Any help/suggestions would be very grateful as the new MD wants this in by last week :shock: :rolls: :shock:

Cheers - Panda

You'll most likely need somewhere that will allow you to access the web server config files. Then you'll need to create access lists of the ips that can be trusted to access the information. You'll need static ips from where people access from for this to work.

For people who don't have static ips the only way will be to give them a username and password to access it.

Something like the following should work in apache

<Limit />
Order Deny,Allow
Deny from all
Allow from 127.0.0.1
</Limit>

Alternatively you could do all the ip handling in the code for the website.

Hx

Thanks for that m8.

We are now looking at a dedicated server so IP addresses may be a partial answer - however, we do have many mobile users who will use dial up and therefore non fixed IP's.

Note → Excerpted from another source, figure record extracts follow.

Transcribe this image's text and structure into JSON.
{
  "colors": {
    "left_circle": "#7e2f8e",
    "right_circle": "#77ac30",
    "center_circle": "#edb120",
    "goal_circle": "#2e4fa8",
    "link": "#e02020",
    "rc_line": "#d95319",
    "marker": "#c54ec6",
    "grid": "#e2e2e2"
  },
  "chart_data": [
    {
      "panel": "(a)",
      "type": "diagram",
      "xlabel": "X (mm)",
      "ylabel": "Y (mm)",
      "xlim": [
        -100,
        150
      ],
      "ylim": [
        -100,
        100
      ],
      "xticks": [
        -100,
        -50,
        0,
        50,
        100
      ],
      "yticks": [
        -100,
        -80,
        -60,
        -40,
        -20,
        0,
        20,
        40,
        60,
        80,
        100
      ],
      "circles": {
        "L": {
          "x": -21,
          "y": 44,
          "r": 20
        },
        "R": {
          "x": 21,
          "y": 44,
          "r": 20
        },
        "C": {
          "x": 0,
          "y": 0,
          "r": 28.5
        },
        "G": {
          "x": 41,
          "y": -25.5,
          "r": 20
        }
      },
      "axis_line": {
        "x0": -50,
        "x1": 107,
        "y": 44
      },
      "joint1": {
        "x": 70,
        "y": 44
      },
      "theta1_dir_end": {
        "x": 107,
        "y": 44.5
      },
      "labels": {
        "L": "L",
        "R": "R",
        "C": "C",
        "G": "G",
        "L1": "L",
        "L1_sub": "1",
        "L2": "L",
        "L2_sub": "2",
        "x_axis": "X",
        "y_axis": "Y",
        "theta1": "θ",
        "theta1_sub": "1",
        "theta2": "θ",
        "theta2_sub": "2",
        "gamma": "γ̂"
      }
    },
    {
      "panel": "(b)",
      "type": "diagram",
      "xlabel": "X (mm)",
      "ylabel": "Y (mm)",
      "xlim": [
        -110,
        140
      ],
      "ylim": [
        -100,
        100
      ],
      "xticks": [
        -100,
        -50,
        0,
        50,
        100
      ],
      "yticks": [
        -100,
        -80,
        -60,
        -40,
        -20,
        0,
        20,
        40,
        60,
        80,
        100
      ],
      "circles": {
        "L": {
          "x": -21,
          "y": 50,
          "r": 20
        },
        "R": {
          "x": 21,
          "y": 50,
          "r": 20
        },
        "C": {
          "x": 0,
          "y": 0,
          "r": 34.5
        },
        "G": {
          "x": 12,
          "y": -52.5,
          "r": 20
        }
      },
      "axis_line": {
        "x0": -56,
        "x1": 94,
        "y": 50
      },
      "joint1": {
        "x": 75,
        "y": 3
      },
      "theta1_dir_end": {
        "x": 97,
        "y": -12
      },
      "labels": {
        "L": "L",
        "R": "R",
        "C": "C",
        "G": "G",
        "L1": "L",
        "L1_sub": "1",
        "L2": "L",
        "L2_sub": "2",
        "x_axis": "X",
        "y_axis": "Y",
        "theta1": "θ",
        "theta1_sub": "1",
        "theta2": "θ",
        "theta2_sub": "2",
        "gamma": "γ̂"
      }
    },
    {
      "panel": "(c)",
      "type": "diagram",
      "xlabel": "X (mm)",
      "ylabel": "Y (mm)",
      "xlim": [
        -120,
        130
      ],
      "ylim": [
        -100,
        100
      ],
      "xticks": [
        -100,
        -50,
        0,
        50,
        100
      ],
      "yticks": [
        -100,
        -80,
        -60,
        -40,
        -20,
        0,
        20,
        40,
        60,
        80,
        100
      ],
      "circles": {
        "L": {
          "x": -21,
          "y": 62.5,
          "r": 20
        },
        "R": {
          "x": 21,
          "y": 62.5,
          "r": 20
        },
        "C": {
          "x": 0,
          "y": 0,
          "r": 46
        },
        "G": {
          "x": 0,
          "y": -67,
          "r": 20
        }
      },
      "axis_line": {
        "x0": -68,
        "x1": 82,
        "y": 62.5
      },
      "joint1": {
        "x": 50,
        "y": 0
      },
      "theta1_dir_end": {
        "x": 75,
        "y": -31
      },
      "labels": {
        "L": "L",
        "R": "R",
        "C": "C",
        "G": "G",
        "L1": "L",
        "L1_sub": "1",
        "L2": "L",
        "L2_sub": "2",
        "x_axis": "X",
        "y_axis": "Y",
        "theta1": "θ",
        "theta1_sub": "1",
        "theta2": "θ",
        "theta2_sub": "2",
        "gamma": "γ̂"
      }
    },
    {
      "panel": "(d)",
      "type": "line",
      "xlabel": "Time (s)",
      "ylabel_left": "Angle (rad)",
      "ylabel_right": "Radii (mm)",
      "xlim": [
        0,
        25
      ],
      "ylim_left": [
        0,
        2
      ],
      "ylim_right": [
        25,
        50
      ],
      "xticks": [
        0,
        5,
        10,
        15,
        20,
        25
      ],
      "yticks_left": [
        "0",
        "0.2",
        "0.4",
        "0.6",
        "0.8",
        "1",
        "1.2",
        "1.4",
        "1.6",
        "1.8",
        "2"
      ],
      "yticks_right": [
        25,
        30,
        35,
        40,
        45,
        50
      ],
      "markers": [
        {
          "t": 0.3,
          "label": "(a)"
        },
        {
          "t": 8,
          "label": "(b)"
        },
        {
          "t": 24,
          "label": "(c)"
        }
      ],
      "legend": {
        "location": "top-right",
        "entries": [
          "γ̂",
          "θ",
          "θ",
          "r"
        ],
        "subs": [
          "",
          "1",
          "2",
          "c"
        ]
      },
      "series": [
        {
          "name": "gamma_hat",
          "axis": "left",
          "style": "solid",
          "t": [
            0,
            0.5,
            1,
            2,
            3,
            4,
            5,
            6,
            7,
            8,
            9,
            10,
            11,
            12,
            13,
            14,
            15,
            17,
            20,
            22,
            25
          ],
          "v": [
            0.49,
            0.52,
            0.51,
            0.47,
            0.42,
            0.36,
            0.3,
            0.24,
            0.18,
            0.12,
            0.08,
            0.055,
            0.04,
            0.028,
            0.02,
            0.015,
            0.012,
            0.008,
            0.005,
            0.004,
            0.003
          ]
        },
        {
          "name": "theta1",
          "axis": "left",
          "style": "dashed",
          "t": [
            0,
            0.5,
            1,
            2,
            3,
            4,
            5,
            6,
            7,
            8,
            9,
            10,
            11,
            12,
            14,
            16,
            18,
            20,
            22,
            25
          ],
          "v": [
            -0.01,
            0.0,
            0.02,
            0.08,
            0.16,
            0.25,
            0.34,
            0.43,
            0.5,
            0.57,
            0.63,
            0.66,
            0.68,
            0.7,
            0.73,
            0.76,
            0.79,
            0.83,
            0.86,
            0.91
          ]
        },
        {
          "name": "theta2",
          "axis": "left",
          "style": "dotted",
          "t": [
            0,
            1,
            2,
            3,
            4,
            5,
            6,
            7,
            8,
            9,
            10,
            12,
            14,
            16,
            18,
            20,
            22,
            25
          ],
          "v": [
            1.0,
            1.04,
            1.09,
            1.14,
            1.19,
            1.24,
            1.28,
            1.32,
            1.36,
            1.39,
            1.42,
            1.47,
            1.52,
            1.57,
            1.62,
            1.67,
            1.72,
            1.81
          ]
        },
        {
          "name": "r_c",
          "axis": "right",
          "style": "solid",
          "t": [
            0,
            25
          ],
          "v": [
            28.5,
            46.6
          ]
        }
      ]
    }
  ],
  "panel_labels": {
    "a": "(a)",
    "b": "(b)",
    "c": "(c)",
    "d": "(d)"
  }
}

I've half an idea which may sort our problems using some cunning encryption and validation on the server ;)

Cheers - Panda

Depending on how much money you want to spend you could only allow users to access the intranet when logged in through a specified ISP.

We run a funky tokenID system here where you give a user a key fob that displays a random number every 10 seconds and this is synchronised with the server to provide a dynamically changing password.

If you are asking elsewhere, I believe the correct term for what you want is an extranet (We support a few of these in the office) One of them has securID which is well secure!!